What We Should Learn About Bitcoin Cash’s Two Rival Blockchains

With one iteration from the bitcoin cash protocol known as Bitcoin “Satoshi’s Vision,” or Bitcoin SV, directly opposing the upgrades introduced with the project’s lengthy-dominant Bitcoin ABC implementation, the blockchain forked into two distinct systems, with two separate cryptocurrencies.


Even though a so-known as “hash war” have been greatly anticipated, for the time being – a minimum of – the 2 chains are continuously mining blocks on their own particular systems. At press time, threats of mix-chain sabotage hinted at by Bitcoin SV proponents haven’t yet materialize, nor has any retaliation in the ABC camp.


Initially, the Bitcoin ABC network was the only real bitcoin cash platform to effectively create new blocks and validate transactions following the system upgrade (or hard fork) went live. Two blocks in, however, the Bitcoin SV network saw its first block found at 18:29 UTC.


Mining pool Mempool found the very first block of Bitcoin SV, with SVPool and Coingeek mining subsequent blocks. Mining pools Bitcoin.com, BTC.com and Antpool have controlled the ABC action up to now. Right now, Bitcoin ABC is 10 blocks in front of Bitcoin SV, based on data published by Gold coin Dance.


So far, most blocks found around the Bitcoin ABC network have featured over 1,000 transactions, though beginning at 20:48 UTC a substantial stop by both block size and transaction count was documented on blockchain explorer site Blockchair.


A couple of hrs before hard fork activation, mining pools purporting to aid the Bitcoin SV roadmap controlled a supermajority from the bitcoin cash network. However, based on bitcoin cash monitoring site CoinDance, Bitcoin ABC has become leading when it comes to total hash power support.


One particular example that received high attention during the period of today’s occasions was mining pool Bitcoin.com, which released a comment to users saying all hash power entering mining the bitcoin blockchain could be temporarily deployed to mine Bitcoin ABC blocks.


Though this announcement received negative feedback from individuals who claimed the business didn’t have right to redirect mining support in this manner, data on the website signifies that beginning at 17:30 UTC the mining pool has continuously been reallocating hash power meant for the Bitcoin ABC blockchain.
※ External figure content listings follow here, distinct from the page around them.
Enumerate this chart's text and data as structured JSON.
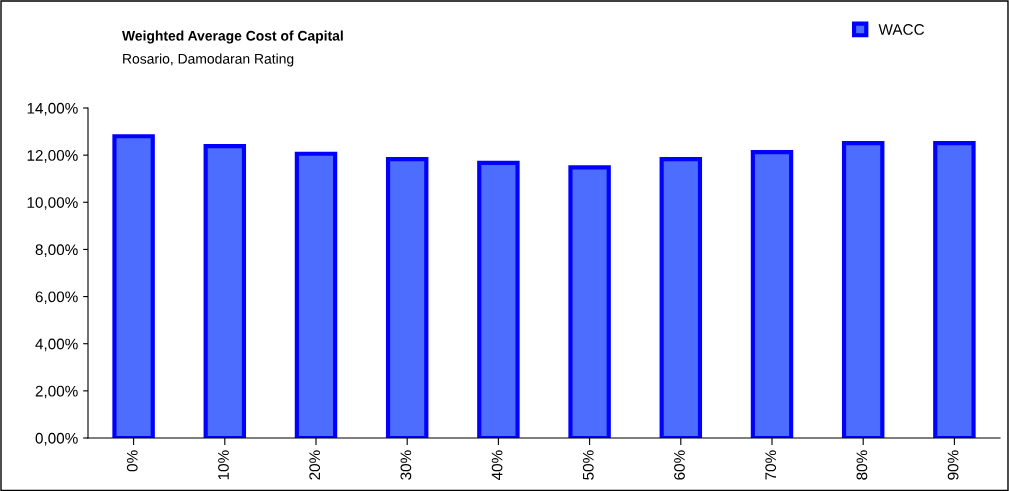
{
  "chart_data": {
    "type": "bar",
    "title": "Weighted Average Cost of Capital",
    "subtitle": "Rosario, Damodaran Rating",
    "categories": [
      "0%",
      "10%",
      "20%",
      "30%",
      "40%",
      "50%",
      "60%",
      "70%",
      "80%",
      "90%"
    ],
    "series": [
      {
        "name": "WACC",
        "color": "#4d6dff",
        "values": [
          12.8,
          12.38,
          12.06,
          11.83,
          11.67,
          11.48,
          11.83,
          12.13,
          12.51,
          12.51
        ]
      }
    ],
    "ylim": [
      0,
      14
    ],
    "yticks": [
      {
        "value": 0,
        "label": "0,00%"
      },
      {
        "value": 2,
        "label": "2,00%"
      },
      {
        "value": 4,
        "label": "4,00%"
      },
      {
        "value": 6,
        "label": "6,00%"
      },
      {
        "value": 8,
        "label": "8,00%"
      },
      {
        "value": 10,
        "label": "10,00%"
      },
      {
        "value": 12,
        "label": "12,00%"
      },
      {
        "value": 14,
        "label": "14,00%"
      }
    ],
    "grid": false,
    "legend": "top right"
  }
}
Actually, by press time, bitcoin.com purports that as many as 4218.89 Ph/of hash power has been accustomed to mine blocks around the Bitcoin ABC network only one day prior that figure sitting at roughly 240.00 Ph/s.


As may be expected, the presence of two bitcoin cash chains leaves many questions, mainly regarding what’s going to transpire dads and moms which come – and whether one chain ultimately gives method to another.
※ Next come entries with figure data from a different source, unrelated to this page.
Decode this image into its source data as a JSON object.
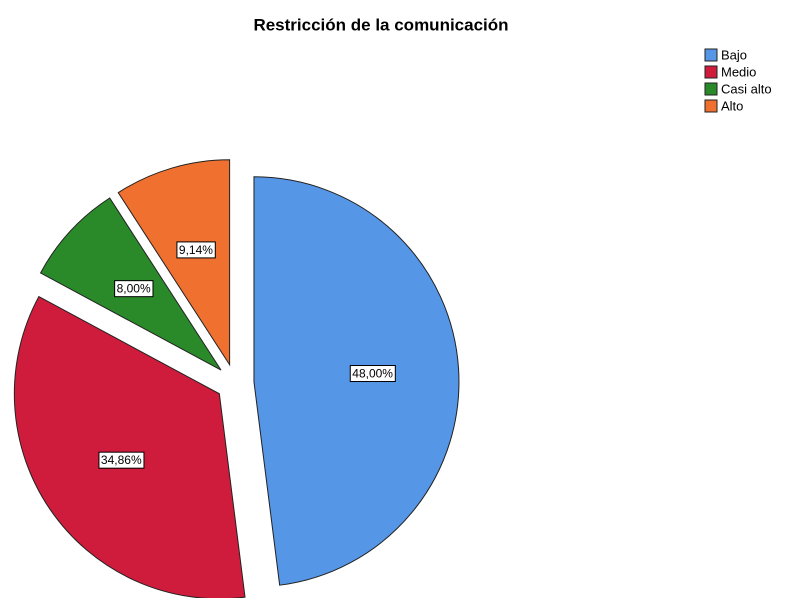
{
  "chart_data": {
    "type": "pie",
    "title": "Restricción de la comunicación",
    "categories": [
      "Bajo",
      "Medio",
      "Casi alto",
      "Alto"
    ],
    "values": [
      48.0,
      34.86,
      8.0,
      9.14
    ],
    "value_labels": [
      "48,00%",
      "34,86%",
      "8,00%",
      "9,14%"
    ],
    "colors": [
      "#5596e6",
      "#d01c3c",
      "#2a8a2a",
      "#f07030"
    ],
    "legend": "top-right"
  }
}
There is also a celebration Thursday that left lingering questions: as proven by blockchain explorer BlockDozer, a significant spike in activity happened in a few minutes from the chain split.

Taken by CoinDesk at 18:11 UTC, the above mentioned GIF captures transactions being posted towards the network in tangible-time on Blockdozer.


Who caused this spike in transaction activity – as well as for what purpose – remains unknown at the moment, though the opportunity of another junk e-mail attack in efforts to overload either network is definitely an ongoing possibility.


In addition to this, wild fluctuations in bitcoin cash cost were also seen during the day across different cryptocurrency exchanges.


Based on ongoing hash power support and implementation of either software upgrade from users, prices could still see swings – but because of the uniqueness from the scenario, it’s hard to say at the moment.


Based on figures on crypto exchange Poloniex, the comparative value believed of both bitcoin cash cryptocurrencies is presently about $94 for Bitcoin SV and $285 for Bitcoin ABC.